Why I Love Making Movies

I’m a pretty fortunate man, when it comes right down to it: I have found a job that I love to do, and I get to do it. I’m in love with the movies, and every workday, I get to either act in them or produce them. I also get to work with some pretty incredible people, all of whom are just as passionate as I am about bringing stories to life on the big screen. It’s safe to say that there really isn’t anything else I’d rather be doing with my life.

One reason I am so jazzed is because I believe just as much in the world I am helping to create as the audience does. I see this world in my mind long before it ever becomes a film, which is completely different from how audiences are introduced to it. Unless the audience watches the blooper reel, they never see the crew members who are holding the microphones or the cameras. All they see is the movie unfolding in front of them on the screen. The pacing has been cleaned up, the score has been added, and it’s magic. If I do my job correctly, people are easily able to suspend their disbelief and fully immerse themselves in the movie, as it should be.

You would think for the producer or anyone else who works on the film that it would be different for them. After all, we’re surrounded constantly by the reality that it’s, well, not reality. There are the costumes, and when the day is over, everyone changes back into their street clothes and goes home. The actor is, in the end, an actor, and they mess their lines up right at the most pivotal moment of the film. That wasn’t really rain coming down from the sky but instead a rain curtain set up to create the effect. We all know it’s not real, but in our minds, it very nearly is. The world in the movie already exists before we even begin making it.

I am not the Mozart of moviemakers, but I’m going to use a scene from Amadeus to explain what I mean. In that film, Mozart is sitting at a desk, composing a symphony. The symphony is playing loudly, and suddenly, it cuts off when Mozart is disturbed by a knock at the door. You realize that he was hearing the violins, violas, flutes, oboes, and other instruments at the same time, and he was putting them all down on paper. It was truly breathtaking.

So, again, I’m not Mozart, but the point remains the same: the world is already in my mind before I even begin putting the film together. It plays in my imagination as if it were already released in theaters; the movie production is to me what writing the score was to Mozart: putting what is in my mind down in a form that anyone else can enjoy.

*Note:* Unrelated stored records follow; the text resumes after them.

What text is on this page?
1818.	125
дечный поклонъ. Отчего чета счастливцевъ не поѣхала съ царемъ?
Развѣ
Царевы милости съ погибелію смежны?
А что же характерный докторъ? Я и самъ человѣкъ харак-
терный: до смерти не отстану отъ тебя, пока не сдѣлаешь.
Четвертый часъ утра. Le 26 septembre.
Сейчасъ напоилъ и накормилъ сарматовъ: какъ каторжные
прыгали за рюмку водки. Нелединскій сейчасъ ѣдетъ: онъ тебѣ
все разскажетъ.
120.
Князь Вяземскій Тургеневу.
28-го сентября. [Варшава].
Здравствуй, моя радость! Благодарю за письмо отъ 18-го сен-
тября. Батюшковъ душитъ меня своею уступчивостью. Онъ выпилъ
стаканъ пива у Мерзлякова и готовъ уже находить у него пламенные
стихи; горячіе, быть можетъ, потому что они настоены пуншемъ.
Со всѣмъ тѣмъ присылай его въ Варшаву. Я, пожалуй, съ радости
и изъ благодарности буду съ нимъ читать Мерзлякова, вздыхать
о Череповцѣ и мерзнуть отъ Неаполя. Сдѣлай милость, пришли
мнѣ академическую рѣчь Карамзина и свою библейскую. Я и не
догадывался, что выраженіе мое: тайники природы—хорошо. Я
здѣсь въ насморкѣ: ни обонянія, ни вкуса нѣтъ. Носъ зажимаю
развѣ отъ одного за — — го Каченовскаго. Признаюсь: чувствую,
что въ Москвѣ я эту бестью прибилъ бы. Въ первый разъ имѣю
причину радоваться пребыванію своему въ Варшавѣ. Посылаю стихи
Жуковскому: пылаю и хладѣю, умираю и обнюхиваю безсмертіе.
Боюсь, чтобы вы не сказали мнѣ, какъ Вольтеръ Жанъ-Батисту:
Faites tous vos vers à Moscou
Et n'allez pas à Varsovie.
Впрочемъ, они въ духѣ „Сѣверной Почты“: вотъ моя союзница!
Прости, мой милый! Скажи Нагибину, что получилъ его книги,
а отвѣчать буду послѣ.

As I start the pre-production of a film, I enter this world every day. I replay scenes, analyzing them endlessly to be sure that my cast and crew will have what they need to bring them alive. I collaborate with our location scout and director to choose environments that match what I’m seeing in my mind. Everything is designed to create in reality the drama, intrigue, and excitement that is already present in my imagination.

So, why do I love making movies so much? The answer is because they give me the ability to release into the popular consciousness what previously only existed in my own mind. At that point, I have to just cross my fingers and hope that people enjoy it just as much as I do.